Mas o médium mais famoso do Brasil e – pode-se dizer – o grande responsável
pela adesão de muitos dos 2,34 milhões de brasileiros que adotam a sua fé
continua presente na cidade que testemunhou sua vida de dedicação. Em Uberaba,
Minas Gerais, as ruas e os jardins em volta do Grupo Espírita da Prece, onde
Chico Xavier costumava receber mais de mil pessoas por semana em busca de
mensagens do além, ainda ficam apinhados de gente. Às quintas-feiras, de 600 a
800 pessoas continuam a receber o prato de comida que Chico Xavier oferecia aos
necessitados. A mensagem que ele – agora do lado de lá – enviaria aos que
aqui ficaram ainda não veio, mas caravanas de todo o Brasil continuam a chegar
à cidade. A cada fim de semana, pelo menos 300 pessoas visitam seus lugares
preferidos e a casa simples em que vivia, hoje transformada em museu. No ano que
vem, segundo a prefeitura, poderão também conhecer o Memorial Chico Xavier, a
ser construído em um dos parques da cidade.

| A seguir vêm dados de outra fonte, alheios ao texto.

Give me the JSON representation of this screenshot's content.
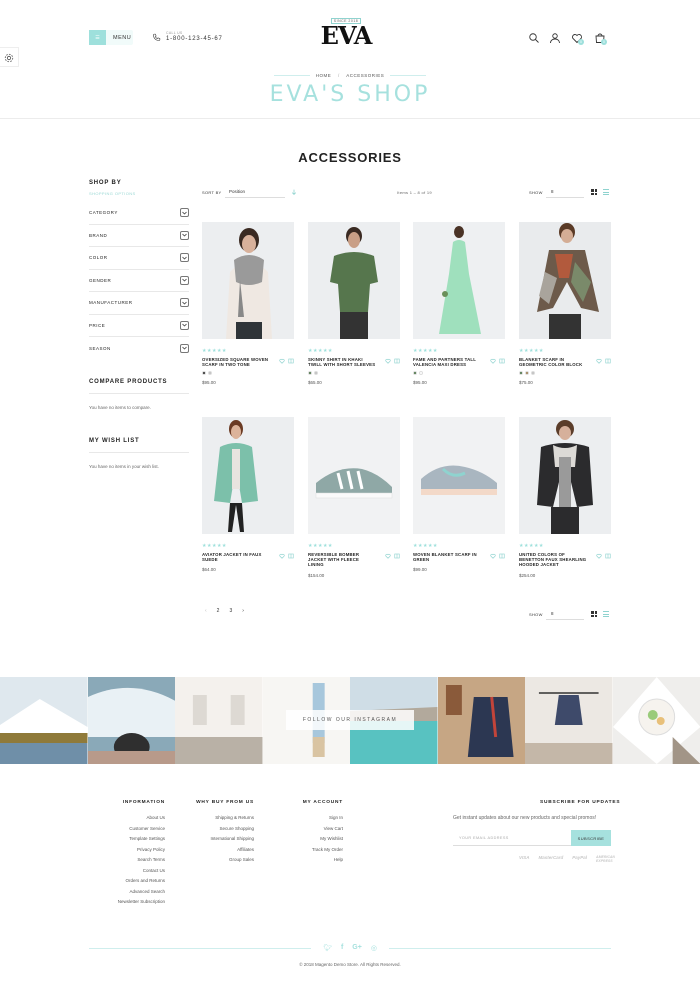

Na moradia de cinco cômodos de Chico Xavier, quase tudo está como ele
deixou. Apenas os quadros com fotos dele com amigos foram acrescentados às
paredes. Nos quartos, a cama arrumada, as imagens de santos, roupas e até
alguns remédios dão a idéia de que ele está para chegar. Penduradas numa
parede, as muitas boinas que usava para se proteger do frio nas sessões que iam
até de madrugada. Uma missão que ele cumpriu com prazer até dois anos antes
da morte, aos 92. Numa saleta, seus livros preferidos e a máquina de escrever
que usou para registrar a primeira de suas 412 obras psicografadas e traduzidas
em várias línguas. “Animado e alegre, ele gostava de fazer piadas. Não
criticava ninguém, mas era muito firme”, relembra Kátia Maria, 38 anos,
a amiga que presenciou seu último momento. “Ele levantou as mãos para o céu
como em prece e se foi”, conta ela.
Em seus últimos meses de vida, Chico não podia mais psicografar. Mas
só a sua presença servia de lenitivo para o povo. Ele ia até o Grupo Espírita
da Prece e a multidão beijava sua mão ou a colocava no corpo como para
transferir a energia santa que teria. No cemitério São João Batista, onde está
enterrado o seu corpo, as pessoas tentam repetir
o ritual. Meio católica meio espírita, a doméstica Débora Mendonça,
23 anos, coloca flores vermelhas perto do busto de bronze, colocado
num aparador externo. Passa a mão na imagem de Chico e ora. “Vim
pedir a ele um emprego”, explica ela. A dona-de-casa Irani Aparecida
de Moura, 52 anos, se aproxima e fala da saudade que sente. “Conheci Chico aos
15 anos. Acostumei a pedir sua bênção. Hoje, peço uma
graça para meus filhos”, diz.
O mausoléu, construído pela editora Ideal, de São Paulo, não chega a ser
suntuoso, mas chama a atenção. Sobre o túmulo, cercadas por vidros blindados,
uma mesa e uma imagem em bronze de Chico com a mão sobre os olhos reproduzem a
famosa posição de quando psicografava. O aparato de segurança foi necessário
para evitar a violação do túmulo, um receio do médium. “Chegaram a
manifestar o desejo de analisar o seu cérebro, já que Chico, apenas com o primário,
versava sobre tão profundos assuntos, mas ele não queria que mexessem em seu
corpo”, explica o dentista Eurípedes Higino dos Reis, 52 anos. Filho do coração
de Chico, Higino dos Reis foi criado pelo médium desde os oito anos. “Morávamos
em Ituiutaba. Minha mãe nem conhecia o Chico, mas veio pedir um conselho. Ele a
tirou da fila e disse que um filho seu iria trabalhar com ele. Era eu”,
relembra.
Em 2001, Higino dos Reis passou por maus momentos ao se separar da mulher,
Christine Schultz. Foi acusado de se apropriar do dinheiro de direitos autorais
de obras de Chico. Agora, está aliviado. O processo foi suspenso por falta de
provas. “A verba em questão se referia à venda de um CD de mensagens, mas a
gravadora nunca mandou o dinheiro”, explica José Vasconcellos, advogado de
Higino dos Reis. Na época, falou-se até que o filho adotivo de Chico o
maltratava, mas a maior prova de confiança nele foi dada pelo próprio médium.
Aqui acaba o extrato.